Friday, July 15, 2022

Do we really make 35,000 ‘remotely conscious’ decisions per day? Perhaps not.

 

Recently I was reading Bob Goff’s 2022 book, Undistracted: Capture Your Purpose. Rediscover Your Joy. The fourth paragraph in his fourth chapter (The Happiness of Pursuit) begins:

 

“How many decisions would you guess you make in a typical day? A dozen? One hundred? Does one thousand sound a little closer? Get this. Each of us makes about 35,000 decisions every day. More if you spend an hour in a candy store.
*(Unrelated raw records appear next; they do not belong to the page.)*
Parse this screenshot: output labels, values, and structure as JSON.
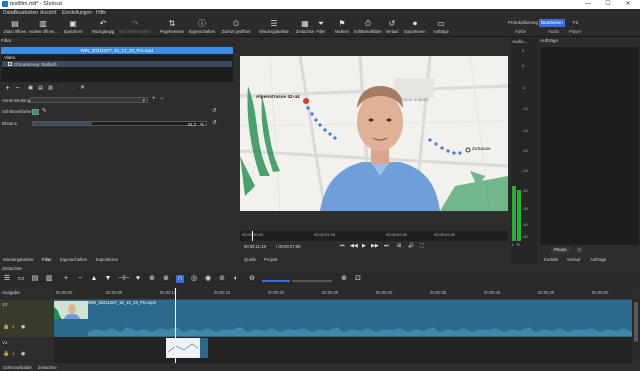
{
  "window": {
    "title": "testfilm.mlt* - Shotcut",
    "minimize": "—",
    "maximize": "☐",
    "close": "✕"
  },
  "menu": [
    "Datei",
    "Bearbeiten",
    "Ansicht",
    "Einstellungen",
    "Hilfe"
  ],
  "toolbar": {
    "items": [
      {
        "label": "Datei öffnen",
        "icon": "folder-open-icon",
        "glyph": "▤"
      },
      {
        "label": "Andere öffnen...",
        "icon": "open-other-icon",
        "glyph": "▥"
      },
      {
        "label": "Speichern",
        "icon": "save-icon",
        "glyph": "▣"
      },
      {
        "label": "Rückgängig",
        "icon": "undo-icon",
        "glyph": "↶"
      },
      {
        "label": "Wiederherstellen",
        "icon": "redo-icon",
        "glyph": "↷"
      },
      {
        "label": "Pegelmesser",
        "icon": "peak-meter-icon",
        "glyph": "⇅"
      },
      {
        "label": "Eigenschaften",
        "icon": "properties-icon",
        "glyph": "ⓘ"
      },
      {
        "label": "Zuletzt geöffnet",
        "icon": "recent-icon",
        "glyph": "⏲"
      },
      {
        "label": "Wiedergabeliste",
        "icon": "playlist-icon",
        "glyph": "☰"
      },
      {
        "label": "Zeitachse",
        "icon": "timeline-icon",
        "glyph": "▦"
      },
      {
        "label": "Filter",
        "icon": "filter-icon",
        "glyph": "⏷"
      },
      {
        "label": "Marken",
        "icon": "markers-icon",
        "glyph": "⚑"
      },
      {
        "label": "Schlüsselbilder",
        "icon": "keyframes-icon",
        "glyph": "⏱"
      },
      {
        "label": "Verlauf",
        "icon": "history-icon",
        "glyph": "↺"
      },
      {
        "label": "Exportieren",
        "icon": "export-icon",
        "glyph": "⏺"
      },
      {
        "label": "Aufträge",
        "icon": "jobs-icon",
        "glyph": "▭"
      }
    ],
    "layouts": [
      {
        "label": "Protokollierung",
        "active": false
      },
      {
        "label": "Bearbeiten",
        "active": true
      },
      {
        "label": "Fit",
        "active": false
      }
    ],
    "layout_sub": [
      "Farbe",
      "Audio",
      "Player"
    ]
  },
  "filter_panel": {
    "title": "Filter",
    "clip_name": "WIN_20211207_16_13_23_Pro.mp4",
    "group_label": "Video",
    "filters": [
      {
        "name": "Chroma Key: Einfach",
        "enabled": false
      }
    ],
    "preset_label": "Voreinstellung",
    "key_color_label": "Schlüsselfarbe",
    "key_color": "#1ba66b",
    "distance_label": "Distanz",
    "distance_value": "34,2",
    "distance_unit": "%",
    "distance_fraction": 0.342,
    "tabs": [
      "Wiedergabeliste",
      "Filter",
      "Eigenschaften",
      "Exportieren"
    ]
  },
  "player": {
    "map_labels": {
      "start": "Alpenstrasse 42-44",
      "end": "Zuhause",
      "place": "Sharon Imbach"
    },
    "ruler_labels": [
      "00:00:00:00",
      "00:00:01:00",
      "00:00:02:00",
      "00:00:03:00"
    ],
    "position": "00:00:11:19",
    "duration": "/ 00:00:27:05",
    "tabs": [
      "Quelle",
      "Projekt"
    ],
    "transport": [
      "⏮",
      "◀◀",
      "▶",
      "▶▶",
      "⏭",
      "⊞",
      "🔊",
      "⛶"
    ]
  },
  "audio_meter": {
    "title": "Audio...",
    "db_labels": [
      "3",
      "0",
      "-5",
      "-10",
      "-15",
      "-20",
      "-25",
      "-30",
      "-35",
      "-40",
      "-50"
    ],
    "channels": [
      {
        "name": "L",
        "level_fraction": 0.28
      },
      {
        "name": "R",
        "level_fraction": 0.26
      }
    ]
  },
  "history": {
    "title": "Aufträge",
    "pause_button": "Pause",
    "menu_button": "≡",
    "tabs": [
      "Kodieln",
      "Verlauf",
      "Aufträge"
    ]
  },
  "timeline": {
    "title": "Zeitachse",
    "output_label": "Ausgabe",
    "tracks": [
      {
        "name": "V2"
      },
      {
        "name": "V1"
      }
    ],
    "ruler_labels": [
      "00:00:00",
      "00:00:05",
      "00:00:10",
      "00:00:15",
      "00:00:20",
      "00:00:25",
      "00:00:30",
      "00:00:35",
      "00:00:40",
      "00:00:45",
      "00:00:50"
    ],
    "main_clip_name": "WIN_20211207_16_13_23_Pro.mp4",
    "tools": [
      "☰",
      "▭",
      "▤",
      "▥",
      "+",
      "−",
      "▲",
      "▼",
      "⊣⊢",
      "♥",
      "⊕",
      "⊗",
      "∩",
      "◎",
      "◉",
      "⊘",
      "◐",
      "⊖",
      "⊕",
      "⊡"
    ]
  },
  "status_tabs": [
    "Schlüsselbilder",
    "Zeitachse"
  ]
}
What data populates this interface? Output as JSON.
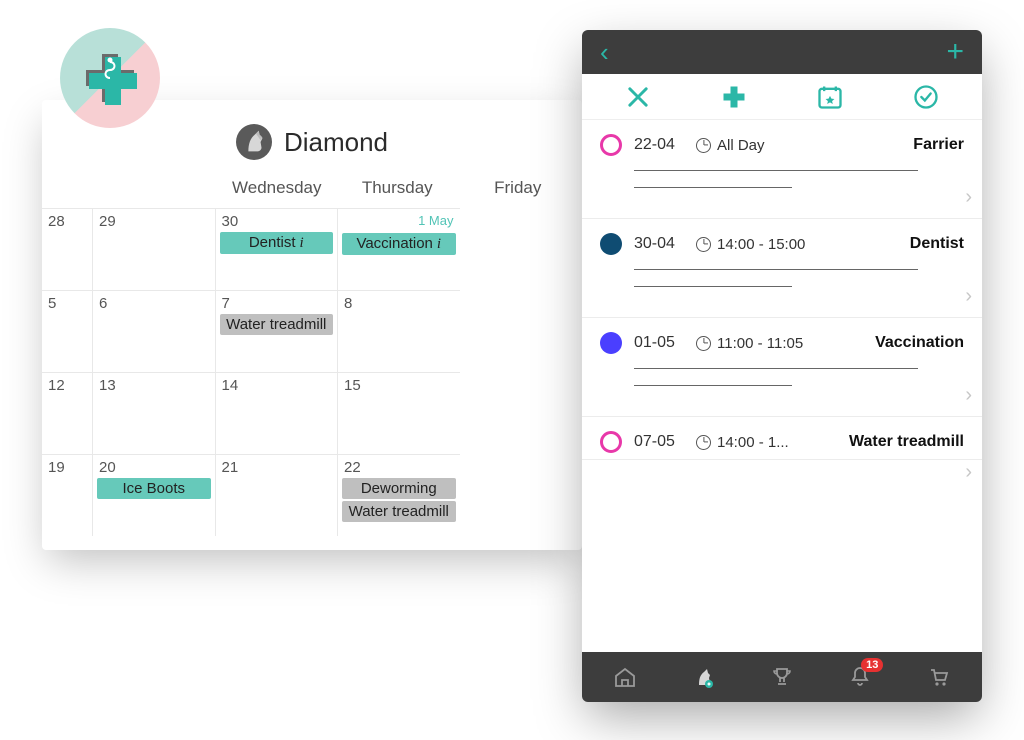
{
  "colors": {
    "teal": "#66c9ba",
    "gray": "#bfbfbf",
    "accent": "#2bb7a7",
    "pink": "#e838a9",
    "navy": "#0f4c72",
    "blue": "#4a3fff",
    "red": "#e63131"
  },
  "calendar": {
    "title": "Diamond",
    "dayHeaders": {
      "wed": "Wednesday",
      "thu": "Thursday",
      "fri": "Friday"
    },
    "weeks": [
      {
        "wk": "28",
        "cells": [
          {
            "num": "29"
          },
          {
            "num": "30",
            "evt1": "Dentist",
            "evt1color": "teal",
            "evt1info": true
          },
          {
            "num": "",
            "monthtag": "1 May",
            "evt1": "Vaccination",
            "evt1color": "teal",
            "evt1info": true
          }
        ]
      },
      {
        "wk": "5",
        "cells": [
          {
            "num": "6"
          },
          {
            "num": "7",
            "evt1": "Water treadmill",
            "evt1color": "gray"
          },
          {
            "num": "8"
          }
        ]
      },
      {
        "wk": "12",
        "cells": [
          {
            "num": "13"
          },
          {
            "num": "14"
          },
          {
            "num": "15"
          }
        ]
      },
      {
        "wk": "19",
        "cells": [
          {
            "num": "20",
            "evt1": "Ice Boots",
            "evt1color": "teal"
          },
          {
            "num": "21"
          },
          {
            "num": "22",
            "evt1": "Deworming",
            "evt1color": "gray",
            "evt2": "Water treadmill",
            "evt2color": "gray"
          }
        ]
      }
    ]
  },
  "phone": {
    "notificationCount": "13",
    "items": [
      {
        "date": "22-04",
        "time": "All Day",
        "title": "Farrier",
        "dot": "hollow"
      },
      {
        "date": "30-04",
        "time": "14:00 - 15:00",
        "title": "Dentist",
        "dot": "navy"
      },
      {
        "date": "01-05",
        "time": "11:00 - 11:05",
        "title": "Vaccination",
        "dot": "blue"
      },
      {
        "date": "07-05",
        "time": "14:00 - 1...",
        "title": "Water treadmill",
        "dot": "hollow"
      }
    ]
  }
}
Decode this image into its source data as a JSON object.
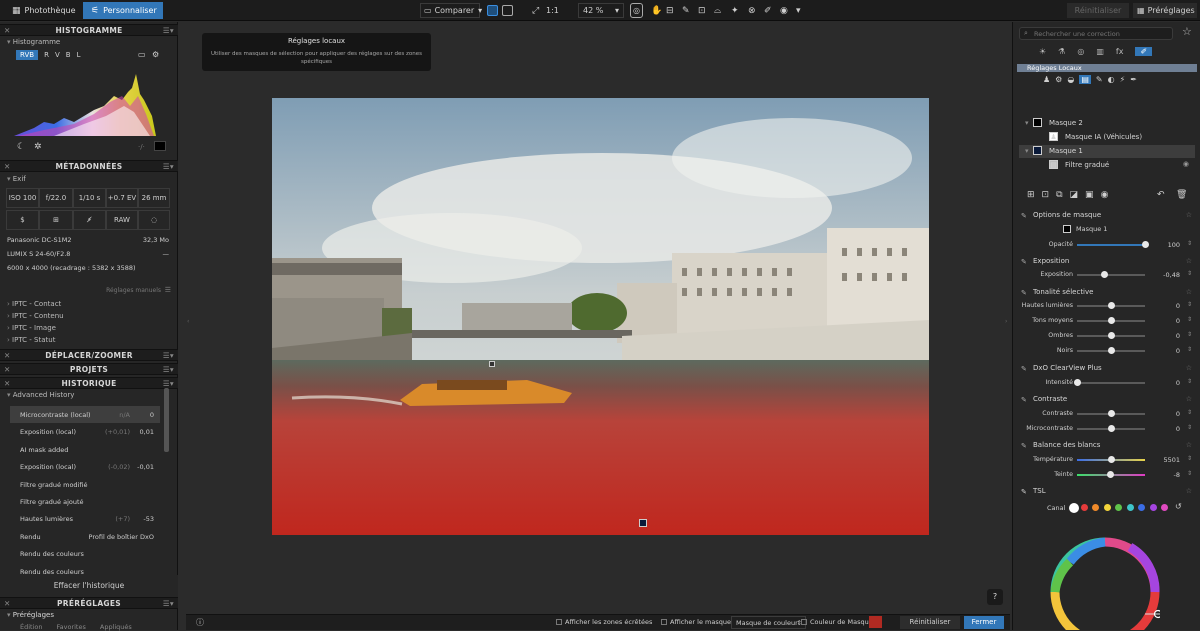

Some decisions are mundane, and some are major.”

 

 

 


 

 

 

 

 

 

 

 

I looked in the back of the book at his Notes section, but didn’t find a reference for that claim. But it is a relatively large (or even absurd) number. Consider that a day is 60 x 60 x 24 = 86,400 seconds – so 35,000 converts to one decision in every 2.469 seconds (or 24.3 per minute). The Wikipedia article on respiratory rate says for an adult at rest it is 12 to 15 breaths per minute. That equates to one breath every five or four seconds. For the slower respiration rate, we would have to make slightly more than two decisions for every breath we take.  

 

I also found an article by Eva M. Krockow at Pychology Today on September 27, 2018 titled How many decisions do we make each day? She linked to another article by Joel Hoomans at The Leading Edge on March 20, 2015 titled 35,000 Decisions: The great choices of strategic leaders. He said that:

 

“Various internet sources estimate that an adult makes about 35,000 remotely conscious decisions each day [in contrast a child makes about 3,000] (Sahakian & Labuzetta, 2013). This number may sound absurd, but in fact, we make 226.7 decisions each day on just food alone according to researchers at Cornell University (Wansink and Sobal, 2007).”

 

But Brian Wansink is not generally regarded as a very credible source. The Wikipedia article about him notes that as of 2020 Wansink had 18 of his research papers retracted (one twice). That article by Brian Wansink and Jeffrey Sobal at Environment and Behavior (January 2007 Vol 39 No. 1) titled Mindless Eating: The 200 Daily Food Decisions We Overlook was not retracted though.